Mangkubumi (kepala pemerintahan) diputuskan dijabat oleh pamannya, Pangeran di-Darat dengan gelar Panembahan di-Darat. Panembahan di-Darat ini memiliki wewenang kekuasaan politik negara dan pemerintahan yang besar, sehingga Sultan Saidullah menjadi raja boneka belaka. Ketika Panembahan di-Darat meninggal setelah menjabat mangkubumi selama 5 tahun, penggantinya adalah Ratu Kota Waringin (Pangeran Dipati Anta-Kasuma) yang juga menjabat selama 5 tahun kemudian mengundurkan diri karena uzur. Kemudian Pangeran Dipati Anta-Kasuma mengusulkan mangkubumi baru, adik tirinya yaitu Raden Halit/Pangeran Dipati Tapasena yang dilantik dengan gelar Pangeran Dipati Mangkubumi. [1]

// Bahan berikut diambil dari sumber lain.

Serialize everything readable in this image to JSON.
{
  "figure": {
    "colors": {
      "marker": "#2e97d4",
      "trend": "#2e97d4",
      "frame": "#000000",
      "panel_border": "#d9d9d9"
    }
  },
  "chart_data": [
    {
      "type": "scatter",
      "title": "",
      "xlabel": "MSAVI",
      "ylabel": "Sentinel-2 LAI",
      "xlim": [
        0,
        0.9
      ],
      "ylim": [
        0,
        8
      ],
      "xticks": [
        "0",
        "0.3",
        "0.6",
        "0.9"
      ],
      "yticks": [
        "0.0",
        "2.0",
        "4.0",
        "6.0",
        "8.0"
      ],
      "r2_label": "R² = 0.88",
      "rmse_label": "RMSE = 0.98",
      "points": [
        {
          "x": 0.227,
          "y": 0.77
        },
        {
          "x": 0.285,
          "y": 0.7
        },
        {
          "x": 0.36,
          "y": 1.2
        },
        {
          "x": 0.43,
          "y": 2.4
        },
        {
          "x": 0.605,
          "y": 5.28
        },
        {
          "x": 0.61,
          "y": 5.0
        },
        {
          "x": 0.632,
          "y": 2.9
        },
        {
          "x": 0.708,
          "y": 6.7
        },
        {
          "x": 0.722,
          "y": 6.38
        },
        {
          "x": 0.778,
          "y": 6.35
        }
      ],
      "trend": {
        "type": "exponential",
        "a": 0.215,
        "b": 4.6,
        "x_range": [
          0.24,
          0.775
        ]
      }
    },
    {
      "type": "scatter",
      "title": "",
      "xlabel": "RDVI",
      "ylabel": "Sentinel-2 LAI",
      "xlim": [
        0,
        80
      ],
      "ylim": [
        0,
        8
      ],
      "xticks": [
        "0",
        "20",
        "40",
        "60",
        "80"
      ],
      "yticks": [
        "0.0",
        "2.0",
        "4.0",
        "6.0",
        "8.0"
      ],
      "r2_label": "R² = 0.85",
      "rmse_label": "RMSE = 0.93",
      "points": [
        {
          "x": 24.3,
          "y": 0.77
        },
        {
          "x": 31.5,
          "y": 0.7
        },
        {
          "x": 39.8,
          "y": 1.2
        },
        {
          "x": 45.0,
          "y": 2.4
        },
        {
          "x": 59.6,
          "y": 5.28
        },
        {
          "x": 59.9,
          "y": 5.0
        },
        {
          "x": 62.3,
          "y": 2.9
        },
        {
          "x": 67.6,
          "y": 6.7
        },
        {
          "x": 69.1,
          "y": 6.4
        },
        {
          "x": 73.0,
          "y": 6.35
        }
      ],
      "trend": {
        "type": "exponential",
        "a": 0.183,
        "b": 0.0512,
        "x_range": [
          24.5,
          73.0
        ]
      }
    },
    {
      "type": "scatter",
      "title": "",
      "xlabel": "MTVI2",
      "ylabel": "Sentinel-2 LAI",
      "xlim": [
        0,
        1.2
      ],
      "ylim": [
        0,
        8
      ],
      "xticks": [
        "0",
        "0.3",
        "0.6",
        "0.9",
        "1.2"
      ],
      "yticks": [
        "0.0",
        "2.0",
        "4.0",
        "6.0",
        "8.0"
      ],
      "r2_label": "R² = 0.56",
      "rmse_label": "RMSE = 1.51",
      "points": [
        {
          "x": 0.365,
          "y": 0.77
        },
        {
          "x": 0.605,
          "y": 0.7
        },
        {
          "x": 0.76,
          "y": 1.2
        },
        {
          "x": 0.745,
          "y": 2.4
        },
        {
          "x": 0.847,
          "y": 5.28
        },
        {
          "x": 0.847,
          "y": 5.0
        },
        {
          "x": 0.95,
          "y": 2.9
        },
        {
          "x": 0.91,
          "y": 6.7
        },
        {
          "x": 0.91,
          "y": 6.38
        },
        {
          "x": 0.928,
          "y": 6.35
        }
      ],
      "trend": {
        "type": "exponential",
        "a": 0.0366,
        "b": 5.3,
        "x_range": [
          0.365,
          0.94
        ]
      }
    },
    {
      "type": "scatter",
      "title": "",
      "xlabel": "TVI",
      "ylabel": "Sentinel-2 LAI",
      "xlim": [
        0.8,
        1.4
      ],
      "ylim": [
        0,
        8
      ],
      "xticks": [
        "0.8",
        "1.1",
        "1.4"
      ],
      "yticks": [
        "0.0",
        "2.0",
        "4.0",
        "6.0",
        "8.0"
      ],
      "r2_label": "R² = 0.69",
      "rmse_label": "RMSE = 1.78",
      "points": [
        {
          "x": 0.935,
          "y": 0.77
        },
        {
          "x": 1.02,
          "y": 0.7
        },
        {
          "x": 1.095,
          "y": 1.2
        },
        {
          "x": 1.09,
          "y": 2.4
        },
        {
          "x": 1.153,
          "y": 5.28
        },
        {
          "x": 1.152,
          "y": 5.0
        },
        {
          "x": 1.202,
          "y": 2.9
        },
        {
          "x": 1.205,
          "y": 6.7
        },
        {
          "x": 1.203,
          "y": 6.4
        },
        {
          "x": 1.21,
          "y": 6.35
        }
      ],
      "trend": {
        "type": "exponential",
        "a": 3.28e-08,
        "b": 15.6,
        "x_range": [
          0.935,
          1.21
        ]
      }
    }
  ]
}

Sultan Saidullah mangkat pada tahun 1660. Tiga tahun sebelumnya pamannya Ratu Kota Waringin yang bergelar Ratu Bagawan juga telah mangkat. Atas persetujuan Ratu Hayu, satu-satunya anak almarhum Sultan Mustain Billah yang masih hidup dan disetujui pembesar istana lainnya kemudian Pangeran Dipati Mangkubumi dilantik menggantikan Sultan Saidullah sebagai Wali Sultan dengan gelar Sultan Ri'ayatullah atau Pangeran Ratu, karena ketika itu putera dari Sultan Saidullah belum dewasa. Swargi (= almarhum) Sultan Saidullah memiliki dua orang putera dari selir yaitu Raden Bagus dan Raden Basus yang berhak menggantikannya sebagai raja.[1]

Perang Anti VOC tahun 1638 di Masa Sultan Inayatullah

Pada tanggal 4 September 1635 telah dilakukan kontrak dagang antara VOC dengan kesultanan Banjar. Isi kontrak itu, antara lain, bahwa selain mengenai pembelian lada dan tentang bea cukai, VOC juga akan membantu kesultanan Banjarmasin untuk menaklukkan Pasir, dan melindungi Kesultanan Banjar terhadap serangan Mataram.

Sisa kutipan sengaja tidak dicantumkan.